Satipaṭṭhāna stands, however, in necessary interdependence with the other factors of the noble eightfold path, so that it would be a misunderstanding to believe that by practicing only mindfulness, awakening can be gained.
Another important requirement for successful undertaking of satipaṭṭhāna is that such practice should issue in insight into the arising and passing away of phenomena. This importance is highlighted in a discourse, according to which such insight marks the distinction between mere establishment of satipaṭṭhāna and its complete and full “development,” bhāvanā ([1], Vol. V, p. 183). This passage indicates that mere awareness of the various objects listed under the four satipaṭṭhānas may not suffice for the task of developing penetrative insight. What is additionally required is to move on to a direct vision of their impermanence, to contemplating their arising and passing away, a requirement in fact explicitly mentioned in the Satipaṭṭhāna-sutta after each of the exercises. The same section of the Satipaṭṭhāna-sutta also highlights that contemplation should be undertaken internally and externally, presumably in the sense of covering one’s own subjective experience as well as that of others.
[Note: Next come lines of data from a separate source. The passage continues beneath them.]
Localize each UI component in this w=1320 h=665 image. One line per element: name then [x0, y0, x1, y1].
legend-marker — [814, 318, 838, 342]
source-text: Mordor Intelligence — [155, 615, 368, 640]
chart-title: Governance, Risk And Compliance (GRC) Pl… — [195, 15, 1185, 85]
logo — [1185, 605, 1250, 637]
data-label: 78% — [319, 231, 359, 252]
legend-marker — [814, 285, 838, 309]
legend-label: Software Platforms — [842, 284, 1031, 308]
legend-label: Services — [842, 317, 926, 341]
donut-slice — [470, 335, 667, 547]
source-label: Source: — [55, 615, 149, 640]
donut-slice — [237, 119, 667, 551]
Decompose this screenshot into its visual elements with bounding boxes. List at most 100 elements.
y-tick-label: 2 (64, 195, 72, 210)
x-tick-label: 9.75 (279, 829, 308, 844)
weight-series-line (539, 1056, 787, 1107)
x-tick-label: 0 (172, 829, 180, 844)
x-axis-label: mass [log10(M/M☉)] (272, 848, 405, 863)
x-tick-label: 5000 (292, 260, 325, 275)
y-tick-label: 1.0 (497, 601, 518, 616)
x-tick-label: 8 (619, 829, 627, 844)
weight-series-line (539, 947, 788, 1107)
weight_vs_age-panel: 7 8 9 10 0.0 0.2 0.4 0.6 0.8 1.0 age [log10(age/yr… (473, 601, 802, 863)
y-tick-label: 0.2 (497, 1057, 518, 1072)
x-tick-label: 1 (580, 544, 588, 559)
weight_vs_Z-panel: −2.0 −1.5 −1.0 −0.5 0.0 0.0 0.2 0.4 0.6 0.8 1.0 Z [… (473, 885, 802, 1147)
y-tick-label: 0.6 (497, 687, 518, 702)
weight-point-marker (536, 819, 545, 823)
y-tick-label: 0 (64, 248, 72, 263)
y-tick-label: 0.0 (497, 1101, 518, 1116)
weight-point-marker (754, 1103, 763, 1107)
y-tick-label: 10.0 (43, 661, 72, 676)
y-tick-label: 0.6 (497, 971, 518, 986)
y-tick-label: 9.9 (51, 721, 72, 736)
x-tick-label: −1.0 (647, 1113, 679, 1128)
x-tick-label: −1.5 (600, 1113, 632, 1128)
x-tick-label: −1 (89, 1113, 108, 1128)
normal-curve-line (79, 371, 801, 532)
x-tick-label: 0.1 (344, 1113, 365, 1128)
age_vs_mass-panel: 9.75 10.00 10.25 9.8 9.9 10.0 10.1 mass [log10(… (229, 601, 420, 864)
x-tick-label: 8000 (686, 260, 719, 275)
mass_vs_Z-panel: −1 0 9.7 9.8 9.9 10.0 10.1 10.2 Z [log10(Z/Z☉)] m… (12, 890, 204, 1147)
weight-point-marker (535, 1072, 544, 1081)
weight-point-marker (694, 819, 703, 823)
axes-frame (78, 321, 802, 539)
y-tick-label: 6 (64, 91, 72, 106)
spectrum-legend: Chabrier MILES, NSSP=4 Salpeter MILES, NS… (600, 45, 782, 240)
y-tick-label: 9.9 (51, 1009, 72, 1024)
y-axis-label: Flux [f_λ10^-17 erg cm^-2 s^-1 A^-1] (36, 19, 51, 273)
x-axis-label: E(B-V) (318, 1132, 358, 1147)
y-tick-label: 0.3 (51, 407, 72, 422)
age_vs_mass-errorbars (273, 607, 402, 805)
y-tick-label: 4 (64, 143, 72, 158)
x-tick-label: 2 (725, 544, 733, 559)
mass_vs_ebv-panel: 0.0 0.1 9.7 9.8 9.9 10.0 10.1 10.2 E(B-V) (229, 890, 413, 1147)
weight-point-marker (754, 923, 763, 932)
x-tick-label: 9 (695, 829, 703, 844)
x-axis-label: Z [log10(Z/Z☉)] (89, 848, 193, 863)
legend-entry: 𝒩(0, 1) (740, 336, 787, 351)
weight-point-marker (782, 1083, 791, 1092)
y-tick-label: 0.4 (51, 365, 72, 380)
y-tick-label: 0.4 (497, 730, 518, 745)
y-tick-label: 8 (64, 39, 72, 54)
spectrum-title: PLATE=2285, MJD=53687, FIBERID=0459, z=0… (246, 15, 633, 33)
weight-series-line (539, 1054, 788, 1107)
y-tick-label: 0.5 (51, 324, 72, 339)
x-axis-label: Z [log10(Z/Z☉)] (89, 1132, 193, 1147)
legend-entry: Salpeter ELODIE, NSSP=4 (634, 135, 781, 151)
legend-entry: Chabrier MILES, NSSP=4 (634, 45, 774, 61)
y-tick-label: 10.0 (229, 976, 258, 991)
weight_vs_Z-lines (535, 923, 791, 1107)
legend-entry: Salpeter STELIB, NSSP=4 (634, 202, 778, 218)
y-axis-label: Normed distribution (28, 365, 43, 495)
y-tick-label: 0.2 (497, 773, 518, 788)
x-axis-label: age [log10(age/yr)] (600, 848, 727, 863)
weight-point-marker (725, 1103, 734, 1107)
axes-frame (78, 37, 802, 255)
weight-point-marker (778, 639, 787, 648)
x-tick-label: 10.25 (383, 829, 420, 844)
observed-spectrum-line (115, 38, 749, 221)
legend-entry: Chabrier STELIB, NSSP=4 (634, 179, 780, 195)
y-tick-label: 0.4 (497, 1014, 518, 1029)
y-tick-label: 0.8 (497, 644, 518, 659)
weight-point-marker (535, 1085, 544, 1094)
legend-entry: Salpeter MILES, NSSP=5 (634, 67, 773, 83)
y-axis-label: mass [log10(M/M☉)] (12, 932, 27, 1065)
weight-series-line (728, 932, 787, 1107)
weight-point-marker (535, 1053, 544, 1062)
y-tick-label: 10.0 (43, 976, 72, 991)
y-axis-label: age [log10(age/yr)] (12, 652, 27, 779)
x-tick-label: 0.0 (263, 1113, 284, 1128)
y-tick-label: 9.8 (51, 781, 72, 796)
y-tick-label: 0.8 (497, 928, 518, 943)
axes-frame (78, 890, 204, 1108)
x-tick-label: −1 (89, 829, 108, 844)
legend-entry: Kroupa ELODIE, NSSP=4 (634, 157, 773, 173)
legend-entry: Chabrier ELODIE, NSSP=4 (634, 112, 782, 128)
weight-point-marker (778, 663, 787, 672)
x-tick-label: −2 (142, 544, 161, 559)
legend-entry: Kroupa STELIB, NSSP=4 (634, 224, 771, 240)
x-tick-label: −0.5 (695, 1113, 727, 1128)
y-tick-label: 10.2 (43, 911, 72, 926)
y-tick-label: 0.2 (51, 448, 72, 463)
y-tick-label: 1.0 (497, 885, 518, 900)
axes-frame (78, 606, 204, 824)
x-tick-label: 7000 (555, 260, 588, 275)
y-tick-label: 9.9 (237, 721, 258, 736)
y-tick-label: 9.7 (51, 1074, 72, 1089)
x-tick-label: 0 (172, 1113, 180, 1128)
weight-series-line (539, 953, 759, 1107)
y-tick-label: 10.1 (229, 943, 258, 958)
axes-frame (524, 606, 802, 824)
In regard to the Buddha, the discourses present a set of three satipaṭṭhānas specifically related to his role as a teacher ([2], Vol. III, p. 221). These are his balanced attitude toward three situations:
  • His disciples do not listen to and do not follow his teachings.
  • Some disciples listen and follow his teachings, others do not.
  • His disciples do listen to and follow his teachings.
In each of these cases, the Buddha remains mindful and equanimous. This additional set of three satipaṭṭhānas thus throws into relief a central aspect of mindfulness practice in early Buddhism, namely, clear awareness of what is taking place combined with a balanced and equanimous attitude.